Pipes are of major importance for transport of liquids and gas mainly for water, natural gas and oil. The total length of gas pipes in the world is estimated at one million kilometres for gas transport (pipes with a diameter of 80 to 1000 mm). Pipelines remain the least expensive transcontinental mean of transport compared to rail-bound or terrestrial transport. It has become increasingly paramount to ensure the safe utilisation of such plant in order to prevent economical, social and ecological losses. From a technical point of view, pipelines are complicated three dimensional structures that include straight pipes, nozzles, pipe-bends, dissimilar welded joints, etc. In addition, their operating conditions can be quite severe, that is, internal pressure and cyclic loading (vibration) combined with the influence of internal and external corrosive environments. The external defects, e.g., corrosion defects, gouge, foreign object scratches, and pipeline erection activities are major failure reasons of gas pipelines. All these types of defects and associated failure are described.

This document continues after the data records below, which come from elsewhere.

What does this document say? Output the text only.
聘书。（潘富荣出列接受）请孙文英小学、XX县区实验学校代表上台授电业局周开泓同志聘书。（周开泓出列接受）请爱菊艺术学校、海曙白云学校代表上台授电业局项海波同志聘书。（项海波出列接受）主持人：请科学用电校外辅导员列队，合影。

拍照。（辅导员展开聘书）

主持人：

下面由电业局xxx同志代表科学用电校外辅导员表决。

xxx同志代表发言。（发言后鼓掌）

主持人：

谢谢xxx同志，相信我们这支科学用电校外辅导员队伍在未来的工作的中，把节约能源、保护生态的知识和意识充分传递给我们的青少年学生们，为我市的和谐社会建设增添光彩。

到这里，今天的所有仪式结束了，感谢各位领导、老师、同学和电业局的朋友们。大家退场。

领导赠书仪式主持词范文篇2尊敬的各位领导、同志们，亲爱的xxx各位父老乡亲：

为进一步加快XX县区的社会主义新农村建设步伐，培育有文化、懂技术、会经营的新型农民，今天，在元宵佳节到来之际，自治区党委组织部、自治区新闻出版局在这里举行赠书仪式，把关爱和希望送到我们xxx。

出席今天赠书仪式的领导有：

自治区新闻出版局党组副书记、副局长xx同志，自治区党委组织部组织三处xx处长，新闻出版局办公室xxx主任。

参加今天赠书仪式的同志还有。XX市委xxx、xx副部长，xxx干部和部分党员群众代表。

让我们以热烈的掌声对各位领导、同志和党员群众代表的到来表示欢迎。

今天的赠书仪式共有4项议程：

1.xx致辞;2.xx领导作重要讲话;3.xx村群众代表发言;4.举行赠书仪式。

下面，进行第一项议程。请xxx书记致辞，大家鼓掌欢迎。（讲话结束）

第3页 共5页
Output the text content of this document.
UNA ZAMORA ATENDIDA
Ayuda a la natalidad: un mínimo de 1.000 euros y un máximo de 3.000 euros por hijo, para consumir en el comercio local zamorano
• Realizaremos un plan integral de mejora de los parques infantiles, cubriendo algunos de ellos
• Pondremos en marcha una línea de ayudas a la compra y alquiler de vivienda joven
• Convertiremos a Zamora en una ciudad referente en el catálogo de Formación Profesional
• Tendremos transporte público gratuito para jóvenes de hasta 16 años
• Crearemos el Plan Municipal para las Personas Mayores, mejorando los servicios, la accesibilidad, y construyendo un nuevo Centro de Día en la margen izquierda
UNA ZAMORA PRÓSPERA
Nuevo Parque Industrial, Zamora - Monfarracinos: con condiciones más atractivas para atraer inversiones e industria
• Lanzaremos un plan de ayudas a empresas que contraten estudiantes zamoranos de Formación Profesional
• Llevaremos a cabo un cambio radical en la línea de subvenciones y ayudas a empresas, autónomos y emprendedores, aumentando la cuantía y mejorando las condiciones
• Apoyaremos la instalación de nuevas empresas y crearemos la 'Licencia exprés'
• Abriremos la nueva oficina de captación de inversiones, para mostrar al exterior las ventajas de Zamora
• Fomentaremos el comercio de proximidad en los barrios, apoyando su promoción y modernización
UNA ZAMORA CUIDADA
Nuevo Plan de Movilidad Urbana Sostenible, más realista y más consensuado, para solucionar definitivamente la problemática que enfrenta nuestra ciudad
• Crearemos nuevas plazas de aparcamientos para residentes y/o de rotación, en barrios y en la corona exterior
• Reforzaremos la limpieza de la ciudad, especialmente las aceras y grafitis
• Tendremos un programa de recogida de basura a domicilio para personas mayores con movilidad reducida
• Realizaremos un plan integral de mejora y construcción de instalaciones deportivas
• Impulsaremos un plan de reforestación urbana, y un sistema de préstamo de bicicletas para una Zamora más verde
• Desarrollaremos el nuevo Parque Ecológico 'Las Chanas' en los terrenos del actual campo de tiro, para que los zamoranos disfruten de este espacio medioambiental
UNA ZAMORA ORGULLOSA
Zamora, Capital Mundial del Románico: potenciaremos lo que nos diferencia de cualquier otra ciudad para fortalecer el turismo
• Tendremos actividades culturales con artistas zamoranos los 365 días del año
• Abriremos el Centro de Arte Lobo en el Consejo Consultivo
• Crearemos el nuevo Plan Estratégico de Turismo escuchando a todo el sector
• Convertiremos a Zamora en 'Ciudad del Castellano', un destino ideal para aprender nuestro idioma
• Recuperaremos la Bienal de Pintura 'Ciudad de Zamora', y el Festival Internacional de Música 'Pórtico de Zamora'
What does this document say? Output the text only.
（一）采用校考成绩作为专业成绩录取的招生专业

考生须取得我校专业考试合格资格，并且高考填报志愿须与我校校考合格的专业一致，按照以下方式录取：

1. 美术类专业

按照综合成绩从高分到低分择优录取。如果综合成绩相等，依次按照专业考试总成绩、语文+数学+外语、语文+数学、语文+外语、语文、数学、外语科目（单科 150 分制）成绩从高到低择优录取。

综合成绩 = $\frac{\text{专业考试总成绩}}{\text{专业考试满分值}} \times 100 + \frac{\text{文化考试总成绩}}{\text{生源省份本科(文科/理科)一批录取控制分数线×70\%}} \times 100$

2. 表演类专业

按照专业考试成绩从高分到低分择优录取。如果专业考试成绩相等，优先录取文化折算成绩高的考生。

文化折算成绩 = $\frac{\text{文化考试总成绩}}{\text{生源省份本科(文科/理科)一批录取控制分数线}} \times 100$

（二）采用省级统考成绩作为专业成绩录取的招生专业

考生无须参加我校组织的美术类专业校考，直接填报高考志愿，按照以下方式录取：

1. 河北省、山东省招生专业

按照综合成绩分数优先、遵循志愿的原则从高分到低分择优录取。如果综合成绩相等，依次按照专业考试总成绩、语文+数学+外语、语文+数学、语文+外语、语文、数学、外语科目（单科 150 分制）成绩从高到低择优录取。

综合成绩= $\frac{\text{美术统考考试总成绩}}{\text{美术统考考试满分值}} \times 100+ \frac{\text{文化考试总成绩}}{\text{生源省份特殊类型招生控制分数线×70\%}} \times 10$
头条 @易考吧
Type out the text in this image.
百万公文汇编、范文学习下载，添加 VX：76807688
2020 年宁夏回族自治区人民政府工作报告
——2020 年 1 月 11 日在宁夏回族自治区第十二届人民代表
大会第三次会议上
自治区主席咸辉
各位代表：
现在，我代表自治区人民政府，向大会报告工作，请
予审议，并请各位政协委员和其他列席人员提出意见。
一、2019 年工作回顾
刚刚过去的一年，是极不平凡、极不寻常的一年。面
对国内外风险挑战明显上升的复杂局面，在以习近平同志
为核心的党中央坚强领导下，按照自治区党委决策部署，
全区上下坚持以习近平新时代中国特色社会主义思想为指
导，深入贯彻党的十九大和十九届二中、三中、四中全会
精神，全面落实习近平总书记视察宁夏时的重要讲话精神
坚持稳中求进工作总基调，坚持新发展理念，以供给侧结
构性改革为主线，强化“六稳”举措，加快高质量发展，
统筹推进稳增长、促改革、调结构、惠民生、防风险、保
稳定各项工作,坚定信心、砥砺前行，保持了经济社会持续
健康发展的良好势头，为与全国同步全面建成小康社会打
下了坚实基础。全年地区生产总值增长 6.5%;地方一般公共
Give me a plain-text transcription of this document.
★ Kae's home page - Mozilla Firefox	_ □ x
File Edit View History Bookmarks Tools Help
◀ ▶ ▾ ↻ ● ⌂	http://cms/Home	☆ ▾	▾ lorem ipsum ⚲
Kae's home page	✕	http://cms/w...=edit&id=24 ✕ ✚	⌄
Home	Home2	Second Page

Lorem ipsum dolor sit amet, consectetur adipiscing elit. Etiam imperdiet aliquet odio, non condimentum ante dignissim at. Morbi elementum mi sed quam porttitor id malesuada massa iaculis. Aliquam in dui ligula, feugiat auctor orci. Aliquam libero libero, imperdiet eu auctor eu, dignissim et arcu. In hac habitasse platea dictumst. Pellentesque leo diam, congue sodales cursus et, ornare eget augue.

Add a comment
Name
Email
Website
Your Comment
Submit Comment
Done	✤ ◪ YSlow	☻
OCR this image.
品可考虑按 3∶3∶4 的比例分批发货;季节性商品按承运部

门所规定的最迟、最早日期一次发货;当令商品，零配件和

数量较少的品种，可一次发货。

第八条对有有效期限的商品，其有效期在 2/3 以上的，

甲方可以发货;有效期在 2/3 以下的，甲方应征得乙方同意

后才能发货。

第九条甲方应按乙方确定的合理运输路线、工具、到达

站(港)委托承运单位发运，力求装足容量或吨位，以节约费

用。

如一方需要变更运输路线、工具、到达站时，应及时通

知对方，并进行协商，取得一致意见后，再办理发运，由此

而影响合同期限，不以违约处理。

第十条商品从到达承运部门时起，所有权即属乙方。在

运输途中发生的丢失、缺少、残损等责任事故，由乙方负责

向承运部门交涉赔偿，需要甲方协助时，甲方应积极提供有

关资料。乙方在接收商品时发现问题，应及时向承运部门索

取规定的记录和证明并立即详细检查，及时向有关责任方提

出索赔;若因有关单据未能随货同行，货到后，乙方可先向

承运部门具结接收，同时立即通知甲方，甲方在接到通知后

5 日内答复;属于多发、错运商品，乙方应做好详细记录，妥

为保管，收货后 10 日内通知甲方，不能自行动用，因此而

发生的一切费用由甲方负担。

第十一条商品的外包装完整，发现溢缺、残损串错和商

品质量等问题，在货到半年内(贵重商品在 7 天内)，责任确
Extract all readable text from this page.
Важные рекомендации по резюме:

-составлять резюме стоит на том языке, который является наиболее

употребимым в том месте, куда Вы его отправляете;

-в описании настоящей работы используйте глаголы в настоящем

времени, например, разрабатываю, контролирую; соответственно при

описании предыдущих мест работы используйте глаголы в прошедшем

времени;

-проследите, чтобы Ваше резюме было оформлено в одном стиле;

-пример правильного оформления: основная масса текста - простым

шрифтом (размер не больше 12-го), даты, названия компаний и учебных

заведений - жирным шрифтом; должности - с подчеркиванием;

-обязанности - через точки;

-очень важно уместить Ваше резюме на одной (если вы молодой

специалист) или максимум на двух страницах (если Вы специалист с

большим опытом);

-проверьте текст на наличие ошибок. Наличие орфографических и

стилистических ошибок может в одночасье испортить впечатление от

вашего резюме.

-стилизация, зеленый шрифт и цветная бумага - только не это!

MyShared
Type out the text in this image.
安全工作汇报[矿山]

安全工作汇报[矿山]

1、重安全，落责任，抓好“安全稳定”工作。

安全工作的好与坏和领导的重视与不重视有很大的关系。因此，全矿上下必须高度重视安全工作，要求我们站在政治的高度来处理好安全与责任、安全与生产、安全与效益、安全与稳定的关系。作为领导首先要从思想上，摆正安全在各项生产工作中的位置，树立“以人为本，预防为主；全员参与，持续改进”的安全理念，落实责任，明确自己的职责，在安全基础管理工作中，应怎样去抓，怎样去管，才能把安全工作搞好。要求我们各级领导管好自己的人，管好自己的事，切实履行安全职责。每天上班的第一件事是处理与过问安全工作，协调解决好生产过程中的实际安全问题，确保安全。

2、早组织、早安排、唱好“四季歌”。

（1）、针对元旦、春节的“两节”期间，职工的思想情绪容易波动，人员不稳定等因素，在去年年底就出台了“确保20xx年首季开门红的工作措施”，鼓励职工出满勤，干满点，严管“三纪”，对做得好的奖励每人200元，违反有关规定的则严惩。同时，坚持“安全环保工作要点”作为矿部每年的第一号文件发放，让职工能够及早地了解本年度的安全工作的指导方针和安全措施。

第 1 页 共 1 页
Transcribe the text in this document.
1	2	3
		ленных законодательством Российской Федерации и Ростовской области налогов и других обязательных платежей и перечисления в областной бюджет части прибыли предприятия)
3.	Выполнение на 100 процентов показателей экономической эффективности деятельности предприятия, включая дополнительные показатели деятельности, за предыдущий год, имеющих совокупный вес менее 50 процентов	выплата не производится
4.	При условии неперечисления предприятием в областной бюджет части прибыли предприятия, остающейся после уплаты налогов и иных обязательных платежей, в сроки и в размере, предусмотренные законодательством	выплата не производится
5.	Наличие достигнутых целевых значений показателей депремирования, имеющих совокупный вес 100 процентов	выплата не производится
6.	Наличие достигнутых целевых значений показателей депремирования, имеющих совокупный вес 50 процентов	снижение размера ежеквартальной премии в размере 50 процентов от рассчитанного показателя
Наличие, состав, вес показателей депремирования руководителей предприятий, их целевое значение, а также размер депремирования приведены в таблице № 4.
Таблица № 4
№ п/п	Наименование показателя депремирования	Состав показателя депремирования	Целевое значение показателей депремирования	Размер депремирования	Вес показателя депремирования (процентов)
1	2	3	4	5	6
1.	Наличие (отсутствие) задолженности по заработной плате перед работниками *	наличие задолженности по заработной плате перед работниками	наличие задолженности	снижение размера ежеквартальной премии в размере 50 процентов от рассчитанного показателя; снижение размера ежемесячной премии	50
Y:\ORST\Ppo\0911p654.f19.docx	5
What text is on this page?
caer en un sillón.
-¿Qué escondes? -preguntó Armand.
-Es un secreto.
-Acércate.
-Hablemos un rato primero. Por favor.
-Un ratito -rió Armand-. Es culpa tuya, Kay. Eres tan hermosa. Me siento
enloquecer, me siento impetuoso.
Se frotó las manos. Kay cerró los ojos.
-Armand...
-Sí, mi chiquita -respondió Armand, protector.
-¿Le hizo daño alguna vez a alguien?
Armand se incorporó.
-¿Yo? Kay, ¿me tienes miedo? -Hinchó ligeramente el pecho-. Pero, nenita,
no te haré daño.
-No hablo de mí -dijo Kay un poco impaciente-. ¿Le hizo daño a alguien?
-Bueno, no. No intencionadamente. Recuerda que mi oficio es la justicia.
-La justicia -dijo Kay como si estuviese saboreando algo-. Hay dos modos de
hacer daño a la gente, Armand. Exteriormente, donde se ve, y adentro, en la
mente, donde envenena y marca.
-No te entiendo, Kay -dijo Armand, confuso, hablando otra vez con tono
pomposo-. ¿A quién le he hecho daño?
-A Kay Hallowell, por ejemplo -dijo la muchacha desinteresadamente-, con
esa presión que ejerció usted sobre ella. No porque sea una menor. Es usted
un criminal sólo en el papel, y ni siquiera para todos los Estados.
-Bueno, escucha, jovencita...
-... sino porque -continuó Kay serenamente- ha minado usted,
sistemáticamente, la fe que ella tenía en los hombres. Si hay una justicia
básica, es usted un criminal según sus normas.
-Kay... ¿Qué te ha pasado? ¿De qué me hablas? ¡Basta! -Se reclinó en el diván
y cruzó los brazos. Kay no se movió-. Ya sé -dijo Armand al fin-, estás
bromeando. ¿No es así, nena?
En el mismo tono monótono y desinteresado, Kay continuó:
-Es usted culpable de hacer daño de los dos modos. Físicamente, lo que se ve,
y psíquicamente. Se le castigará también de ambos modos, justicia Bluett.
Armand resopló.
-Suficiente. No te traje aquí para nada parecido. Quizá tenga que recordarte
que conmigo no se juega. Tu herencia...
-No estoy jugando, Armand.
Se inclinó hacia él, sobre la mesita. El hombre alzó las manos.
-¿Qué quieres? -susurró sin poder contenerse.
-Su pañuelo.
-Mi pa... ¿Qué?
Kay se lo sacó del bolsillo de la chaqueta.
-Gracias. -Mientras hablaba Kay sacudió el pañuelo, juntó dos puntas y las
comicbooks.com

Leak and fracture of pipes is assumed to be done by initiation and propagation of defect and final failure when defect has reached a critical length.
In this book, the three two major defect assessment tools for pipes are presented :
i) the failure assessment diagram and particularly the SINTAP procedure,
ii) limit analysis,
iii) strain design approach
Methods of defect repair are based on investigation findings. Methods such as welded sleeve, repair clamp composite sleeve, grinding, pipe replacement are described.